Judge Andrews Grants Motion to Dismiss for Failure to State a Claim but Permits Leave to Amend

February 9, 2017

Publication| Intellectual Property

In SIPCO, LLC v. Streetline, Inc., C.A. No. 16-830-RGA (D. Del. January 20, 2017), Judge Andrews granted a motion to dismiss for failure to state a claim filed by the defendants, Streetline, Inc. and Kapsch TrafficCom Holding Corp. (together, “Streetline”). Streetline argued that the complaint, which alleged infringement of ten patents against the two defendants, failed to allege sufficient facts to state a claim.

According to the Court, most of the ten counts in the complaint contained nothing more than the identification of patents and bare allegations of infringement and damages. Judge Andrews found that “[t]he complaint contains no attempt to connect anything in the patent claims to anything about any of the accused products.” Relying on the Federal Circuit’s decision in Lyda v. CBS Corp., 838 F.3d 1331 (Fed. Cir. 2016), Judge Andrews found the complaint failed to state a claim, holding that alleging patent ownership, a defendant’s sale of products, and an unsupported legal conclusion of infringement is not enough. Judge Andrews dismissed the complaint but granted leave to amend.

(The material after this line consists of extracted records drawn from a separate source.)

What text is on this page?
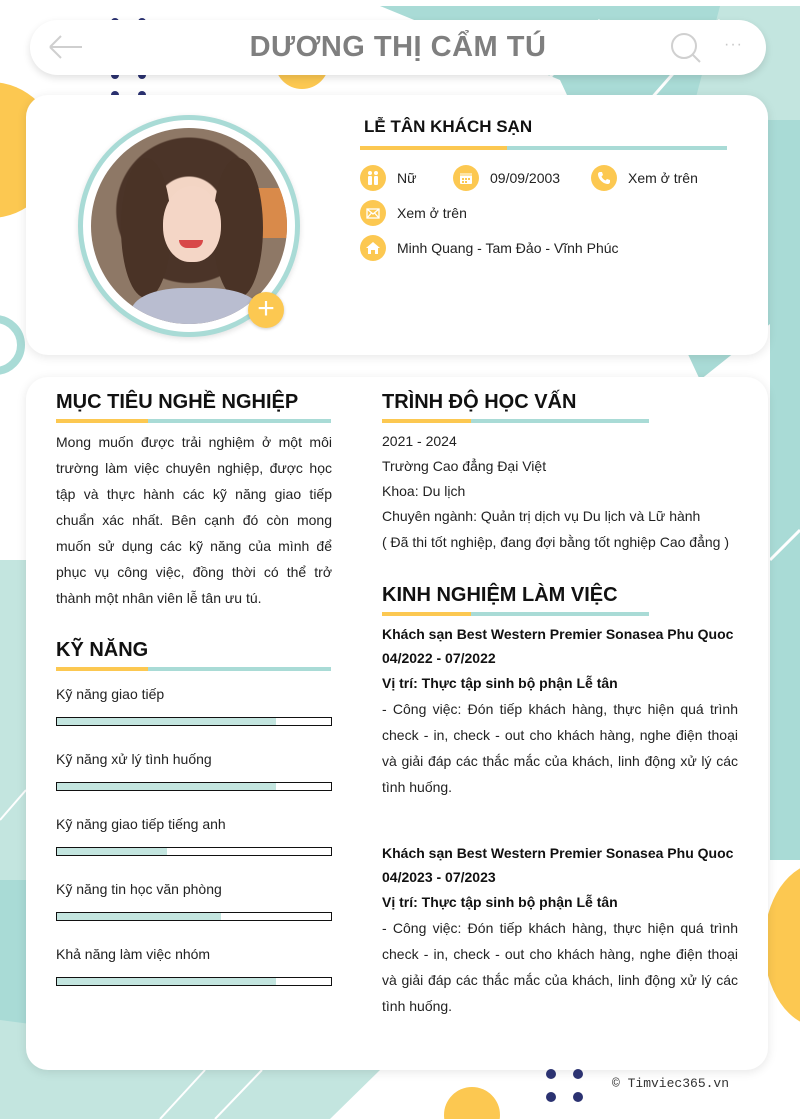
DƯƠNG THỊ CẨM TÚ	···
+
LỄ TÂN KHÁCH SẠN
Nữ	09/09/2003	Xem ở trên
Xem ở trên
Minh Quang - Tam Đảo - Vĩnh Phúc
MỤC TIÊU NGHỀ NGHIỆP
Mong muốn được trải nghiệm ở một môi trường làm việc chuyên nghiệp, được học tập và thực hành các kỹ năng giao tiếp chuẩn xác nhất. Bên cạnh đó còn mong muốn sử dụng các kỹ năng của mình để phục vụ công việc, đồng thời có thể trở thành một nhân viên lễ tân ưu tú.
KỸ NĂNG
Kỹ năng giao tiếp
Kỹ năng xử lý tình huống
Kỹ năng giao tiếp tiếng anh
Kỹ năng tin học văn phòng
Khả năng làm việc nhóm
TRÌNH ĐỘ HỌC VẤN
2021 - 2024
Trường Cao đẳng Đại Việt
Khoa: Du lịch
Chuyên ngành: Quản trị dịch vụ Du lịch và Lữ hành
( Đã thi tốt nghiệp, đang đợi bằng tốt nghiệp Cao đẳng )
KINH NGHIỆM LÀM VIỆC
Khách sạn Best Western Premier Sonasea Phu Quoc
04/2022 - 07/2022
Vị trí: Thực tập sinh bộ phận Lễ tân
- Công việc: Đón tiếp khách hàng, thực hiện quá trình check - in, check - out cho khách hàng, nghe điện thoại và giải đáp các thắc mắc của khách, linh động xử lý các tình huống.
Khách sạn Best Western Premier Sonasea Phu Quoc
04/2023 - 07/2023
Vị trí: Thực tập sinh bộ phận Lễ tân
- Công việc: Đón tiếp khách hàng, thực hiện quá trình check - in, check - out cho khách hàng, nghe điện thoại và giải đáp các thắc mắc của khách, linh động xử lý các tình huống.
© Timviec365.vn
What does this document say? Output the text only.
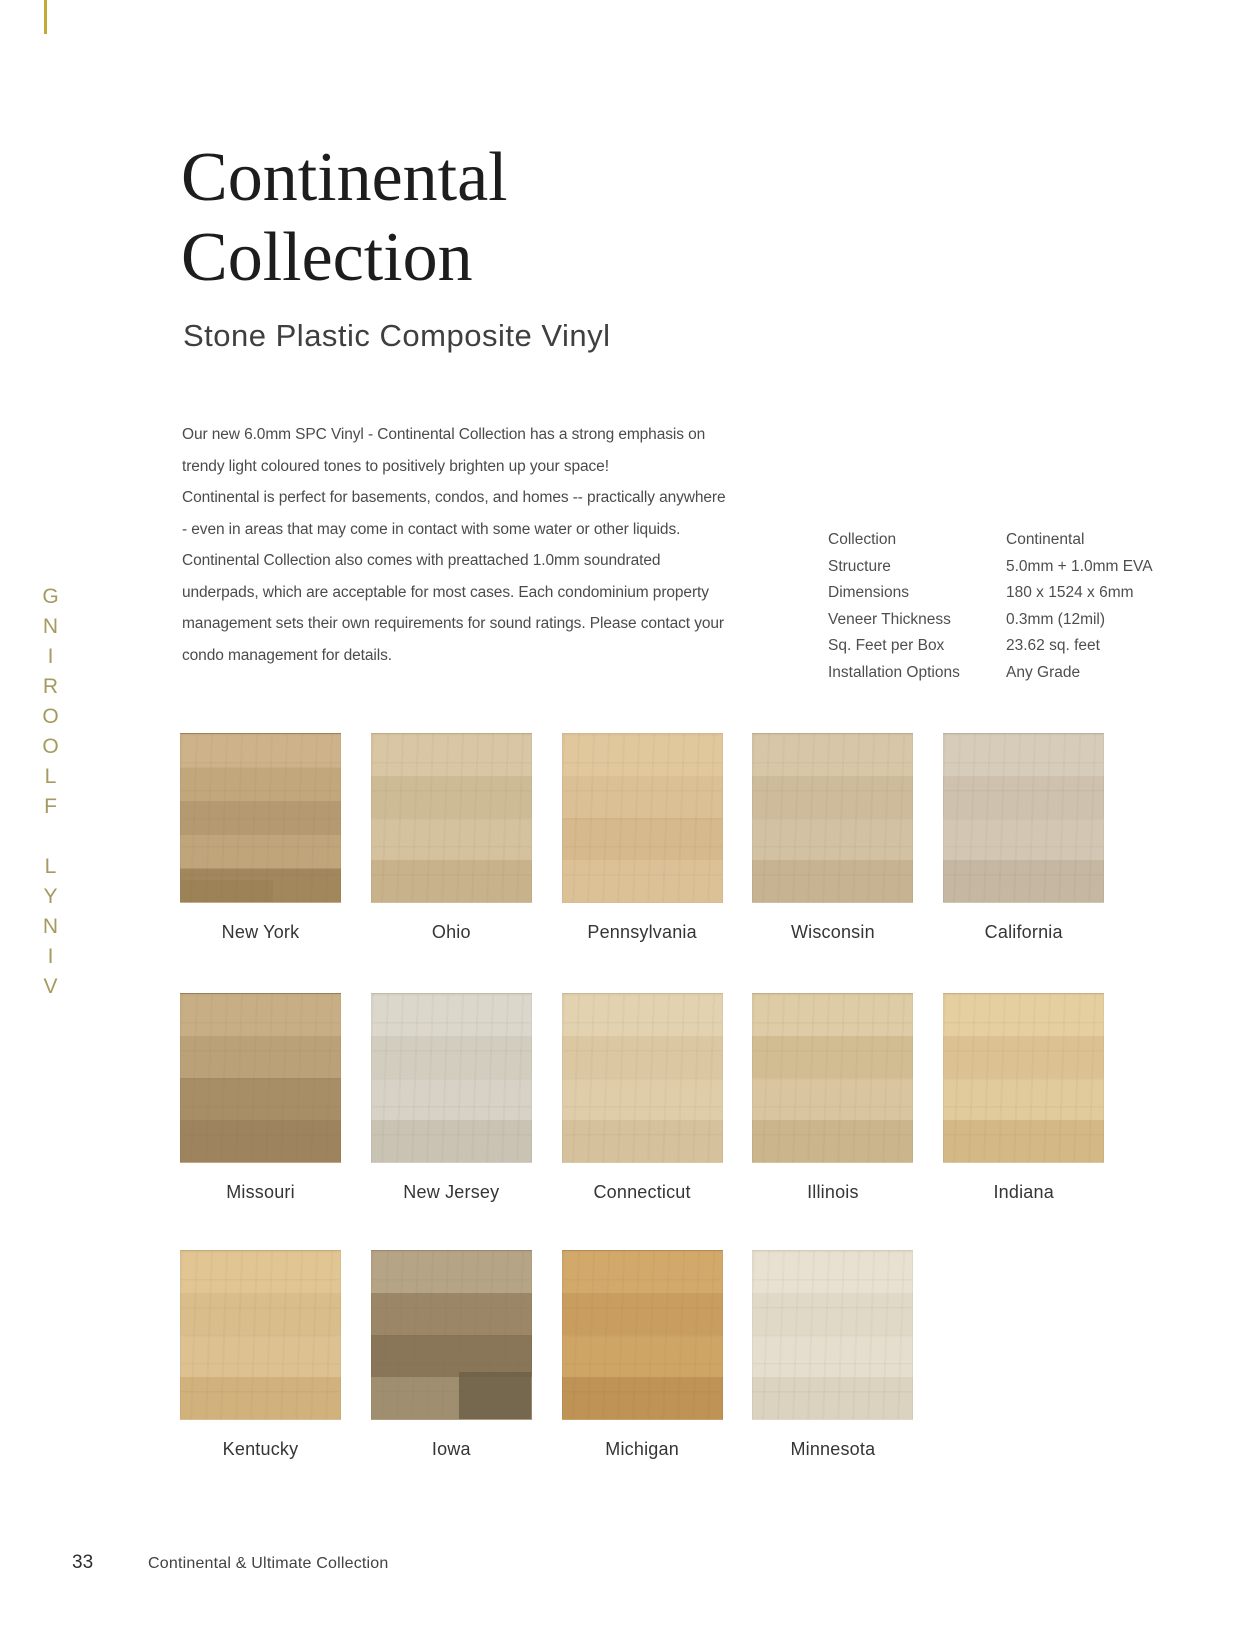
GNIROOLF LYNIV
Continental
Collection
Stone Plastic Composite Vinyl
Our new 6.0mm SPC Vinyl - Continental Collection has a strong emphasis on
trendy light coloured tones to positively brighten up your space!
Continental is perfect for basements, condos, and homes -- practically anywhere
- even in areas that may come in contact with some water or other liquids.
Continental Collection also comes with preattached 1.0mm soundrated
underpads, which are acceptable for most cases. Each condominium property
management sets their own requirements for sound ratings. Please contact your
condo management for details.
Collection	Continental
Structure	5.0mm + 1.0mm EVA
Dimensions	180 x 1524 x 6mm
Veneer Thickness	0.3mm (12mil)
Sq. Feet per Box	23.62 sq. feet
Installation Options	Any Grade
New York	Ohio	Pennsylvania	Wisconsin	California
Missouri	New Jersey	Connecticut	Illinois	Indiana
Kentucky	Iowa	Michigan	Minnesota
33	Continental & Ultimate Collection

Key Points:  This decision provides some guidance as to the factual allegations needed to state a claim for infringement after the elimination of Form 18. On the one hand, Judge Andrews would not “consider at this juncture exactly how much Plaintiff must allege in order to withstand a motion to dismiss. . . . Plaintiff does not have to allege everything it has, but it does have to write a complaint (construing the allegations in the light most favorable to the plaintiff) that makes it plausible to think a defendant has infringed at least one claim of any asserted patent.” On the other, Judge Andrews found Streetline’s requests for infringement contentions and claim-by-claim facts went “too far” and that “a motion to dismiss for failure to state a claim in a patent case is not the place for claim construction or the judge learning the technology that is being asserted.”